In Parliament yesterday, Wilkinson shamefully tried to avoid answering questions by playing technical games over which portfolio she was answering as. She then lied and said that no deportation decisions had been made.

Before the end of question time, Labour learned that the crew could be deported as early as Saturday and sought to urgently question the minister on why she was sending the main witnesses to slave-fishing in New Zealand waters out of the country before their evidence could be heard by the inquiry. National, shamefully, blocked that question on technical grounds.

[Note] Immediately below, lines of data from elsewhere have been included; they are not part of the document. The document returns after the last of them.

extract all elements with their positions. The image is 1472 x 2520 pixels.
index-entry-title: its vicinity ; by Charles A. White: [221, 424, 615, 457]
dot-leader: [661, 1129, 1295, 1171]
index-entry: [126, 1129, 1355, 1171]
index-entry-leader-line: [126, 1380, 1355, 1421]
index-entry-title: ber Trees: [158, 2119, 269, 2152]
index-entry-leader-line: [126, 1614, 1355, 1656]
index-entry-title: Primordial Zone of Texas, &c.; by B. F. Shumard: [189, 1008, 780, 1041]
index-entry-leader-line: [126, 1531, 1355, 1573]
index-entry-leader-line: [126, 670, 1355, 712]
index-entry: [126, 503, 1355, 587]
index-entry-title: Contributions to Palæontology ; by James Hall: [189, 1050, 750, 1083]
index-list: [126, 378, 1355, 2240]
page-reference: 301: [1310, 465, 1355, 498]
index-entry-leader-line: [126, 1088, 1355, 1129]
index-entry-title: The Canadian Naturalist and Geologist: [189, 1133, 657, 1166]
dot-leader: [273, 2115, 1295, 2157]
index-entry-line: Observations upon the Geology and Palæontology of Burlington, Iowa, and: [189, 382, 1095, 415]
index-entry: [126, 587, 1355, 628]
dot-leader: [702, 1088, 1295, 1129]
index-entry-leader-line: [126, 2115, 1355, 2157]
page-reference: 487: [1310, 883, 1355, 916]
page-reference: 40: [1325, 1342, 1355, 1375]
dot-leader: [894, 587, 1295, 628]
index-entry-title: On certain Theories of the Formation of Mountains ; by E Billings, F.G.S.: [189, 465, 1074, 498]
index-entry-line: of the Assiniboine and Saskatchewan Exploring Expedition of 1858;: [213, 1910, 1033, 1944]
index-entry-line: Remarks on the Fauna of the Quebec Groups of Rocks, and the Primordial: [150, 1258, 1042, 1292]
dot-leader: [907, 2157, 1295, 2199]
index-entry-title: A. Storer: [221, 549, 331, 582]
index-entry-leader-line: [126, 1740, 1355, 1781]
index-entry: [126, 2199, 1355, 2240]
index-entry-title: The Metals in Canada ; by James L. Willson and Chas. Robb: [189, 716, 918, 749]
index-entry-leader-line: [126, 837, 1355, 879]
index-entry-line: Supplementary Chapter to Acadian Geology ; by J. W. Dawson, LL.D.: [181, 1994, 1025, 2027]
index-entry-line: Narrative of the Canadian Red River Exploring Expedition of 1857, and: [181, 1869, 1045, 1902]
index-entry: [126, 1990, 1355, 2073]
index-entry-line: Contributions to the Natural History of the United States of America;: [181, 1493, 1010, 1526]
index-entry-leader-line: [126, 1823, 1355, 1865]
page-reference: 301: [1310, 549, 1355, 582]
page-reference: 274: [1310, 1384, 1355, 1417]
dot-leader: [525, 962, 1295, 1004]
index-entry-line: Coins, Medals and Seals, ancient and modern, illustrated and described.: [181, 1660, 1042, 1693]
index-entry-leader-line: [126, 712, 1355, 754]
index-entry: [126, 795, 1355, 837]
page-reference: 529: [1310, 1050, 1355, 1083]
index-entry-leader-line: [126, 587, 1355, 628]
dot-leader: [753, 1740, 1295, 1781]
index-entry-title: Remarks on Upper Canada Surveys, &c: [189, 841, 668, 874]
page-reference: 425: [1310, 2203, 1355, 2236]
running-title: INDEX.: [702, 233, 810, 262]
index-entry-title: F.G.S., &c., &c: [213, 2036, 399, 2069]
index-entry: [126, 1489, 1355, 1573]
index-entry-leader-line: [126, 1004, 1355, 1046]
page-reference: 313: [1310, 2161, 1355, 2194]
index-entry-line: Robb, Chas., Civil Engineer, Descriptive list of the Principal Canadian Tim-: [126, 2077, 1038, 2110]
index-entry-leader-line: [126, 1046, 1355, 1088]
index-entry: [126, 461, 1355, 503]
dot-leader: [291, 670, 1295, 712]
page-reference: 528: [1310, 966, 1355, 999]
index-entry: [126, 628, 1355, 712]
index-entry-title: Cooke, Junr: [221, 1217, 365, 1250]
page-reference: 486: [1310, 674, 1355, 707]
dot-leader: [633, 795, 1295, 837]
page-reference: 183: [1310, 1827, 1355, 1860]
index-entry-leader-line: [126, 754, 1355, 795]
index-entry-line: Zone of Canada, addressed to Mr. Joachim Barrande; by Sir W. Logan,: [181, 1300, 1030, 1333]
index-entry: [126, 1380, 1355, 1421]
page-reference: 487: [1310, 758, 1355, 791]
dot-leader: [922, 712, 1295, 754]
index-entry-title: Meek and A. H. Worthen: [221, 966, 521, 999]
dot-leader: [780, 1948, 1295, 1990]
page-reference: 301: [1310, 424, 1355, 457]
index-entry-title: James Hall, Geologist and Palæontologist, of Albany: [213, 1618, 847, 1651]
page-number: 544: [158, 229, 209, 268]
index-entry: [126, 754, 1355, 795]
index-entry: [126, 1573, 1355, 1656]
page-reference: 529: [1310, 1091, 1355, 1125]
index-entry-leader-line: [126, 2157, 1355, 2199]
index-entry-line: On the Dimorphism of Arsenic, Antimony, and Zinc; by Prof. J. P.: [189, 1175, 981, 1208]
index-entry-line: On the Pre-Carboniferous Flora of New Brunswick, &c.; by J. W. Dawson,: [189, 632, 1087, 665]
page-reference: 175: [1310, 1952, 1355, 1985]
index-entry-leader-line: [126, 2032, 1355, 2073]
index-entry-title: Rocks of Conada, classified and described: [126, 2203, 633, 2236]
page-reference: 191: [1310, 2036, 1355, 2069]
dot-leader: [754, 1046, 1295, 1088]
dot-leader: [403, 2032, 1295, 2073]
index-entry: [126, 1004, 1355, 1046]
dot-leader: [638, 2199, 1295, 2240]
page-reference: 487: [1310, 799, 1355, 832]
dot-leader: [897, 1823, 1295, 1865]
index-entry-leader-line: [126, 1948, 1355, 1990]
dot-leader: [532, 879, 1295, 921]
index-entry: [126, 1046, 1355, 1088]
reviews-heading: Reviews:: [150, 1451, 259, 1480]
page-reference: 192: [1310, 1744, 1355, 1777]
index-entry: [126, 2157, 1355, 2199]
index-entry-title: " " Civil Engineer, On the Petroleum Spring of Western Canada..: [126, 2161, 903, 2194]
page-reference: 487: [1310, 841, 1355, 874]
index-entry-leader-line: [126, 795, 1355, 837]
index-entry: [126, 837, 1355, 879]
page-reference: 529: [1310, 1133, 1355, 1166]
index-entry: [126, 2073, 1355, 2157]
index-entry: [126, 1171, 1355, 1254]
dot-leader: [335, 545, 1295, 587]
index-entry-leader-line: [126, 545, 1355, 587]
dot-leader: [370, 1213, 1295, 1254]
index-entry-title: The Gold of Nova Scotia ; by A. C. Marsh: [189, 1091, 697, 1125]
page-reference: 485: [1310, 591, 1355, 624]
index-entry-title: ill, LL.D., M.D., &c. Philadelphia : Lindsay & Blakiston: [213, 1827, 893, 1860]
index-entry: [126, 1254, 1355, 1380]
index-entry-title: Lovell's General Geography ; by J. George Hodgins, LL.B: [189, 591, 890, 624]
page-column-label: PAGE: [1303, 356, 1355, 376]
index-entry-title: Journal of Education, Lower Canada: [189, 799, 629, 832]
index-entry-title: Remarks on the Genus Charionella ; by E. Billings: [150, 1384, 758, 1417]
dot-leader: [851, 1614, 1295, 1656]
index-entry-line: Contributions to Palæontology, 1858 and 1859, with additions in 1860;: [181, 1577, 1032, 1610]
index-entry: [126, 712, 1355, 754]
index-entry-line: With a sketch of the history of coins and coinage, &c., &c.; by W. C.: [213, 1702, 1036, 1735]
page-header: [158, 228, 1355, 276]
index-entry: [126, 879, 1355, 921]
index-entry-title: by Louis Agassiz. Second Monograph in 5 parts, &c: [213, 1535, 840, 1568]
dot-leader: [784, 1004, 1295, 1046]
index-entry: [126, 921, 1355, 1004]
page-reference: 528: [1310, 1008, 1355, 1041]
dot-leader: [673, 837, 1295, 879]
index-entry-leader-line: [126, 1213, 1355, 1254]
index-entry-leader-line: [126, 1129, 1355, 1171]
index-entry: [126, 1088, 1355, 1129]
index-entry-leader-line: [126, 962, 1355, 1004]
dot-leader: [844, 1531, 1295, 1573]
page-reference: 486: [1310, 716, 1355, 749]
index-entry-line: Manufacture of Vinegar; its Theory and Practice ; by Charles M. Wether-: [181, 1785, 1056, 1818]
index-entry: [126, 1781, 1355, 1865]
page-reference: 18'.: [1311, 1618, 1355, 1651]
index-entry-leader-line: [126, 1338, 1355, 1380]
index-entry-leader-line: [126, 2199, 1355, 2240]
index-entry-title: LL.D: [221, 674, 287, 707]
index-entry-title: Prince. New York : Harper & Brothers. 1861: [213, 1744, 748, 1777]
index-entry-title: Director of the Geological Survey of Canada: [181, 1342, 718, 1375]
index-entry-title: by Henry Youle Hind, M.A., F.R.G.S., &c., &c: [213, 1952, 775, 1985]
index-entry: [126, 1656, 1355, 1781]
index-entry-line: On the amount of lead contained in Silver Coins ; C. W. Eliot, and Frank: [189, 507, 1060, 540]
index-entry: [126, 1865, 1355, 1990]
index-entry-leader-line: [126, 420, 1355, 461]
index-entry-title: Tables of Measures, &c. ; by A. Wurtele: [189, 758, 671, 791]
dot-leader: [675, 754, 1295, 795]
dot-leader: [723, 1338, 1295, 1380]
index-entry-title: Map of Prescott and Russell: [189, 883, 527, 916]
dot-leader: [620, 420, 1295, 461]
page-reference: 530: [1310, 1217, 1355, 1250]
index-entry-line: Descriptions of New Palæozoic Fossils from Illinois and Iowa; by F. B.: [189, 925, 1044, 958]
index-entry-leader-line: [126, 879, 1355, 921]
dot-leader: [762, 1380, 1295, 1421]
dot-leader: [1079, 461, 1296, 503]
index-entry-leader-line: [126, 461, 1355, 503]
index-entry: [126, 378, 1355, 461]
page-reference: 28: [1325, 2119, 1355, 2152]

Over at Red Alert, Labour is suggesting that Wilkinson will have to resign for misleading the House. She should but the bigger issue is making sure those crew members are not deported. Perhaps a court could put an injunction in place but, if the government is the one sending them away before they can testify to its own inquiry, it’s hard to see who would push for that injunction.

These men’s stories need to be told. They could stop the horrendous activities that our quotaholders are allowing in our waters in the name of saving a few bucks. National, however, seems determined to sweep the issue under the carpet.

Update: Wilkinson refused to waive a $550 fee to let the 32 seamen appeal their deportation.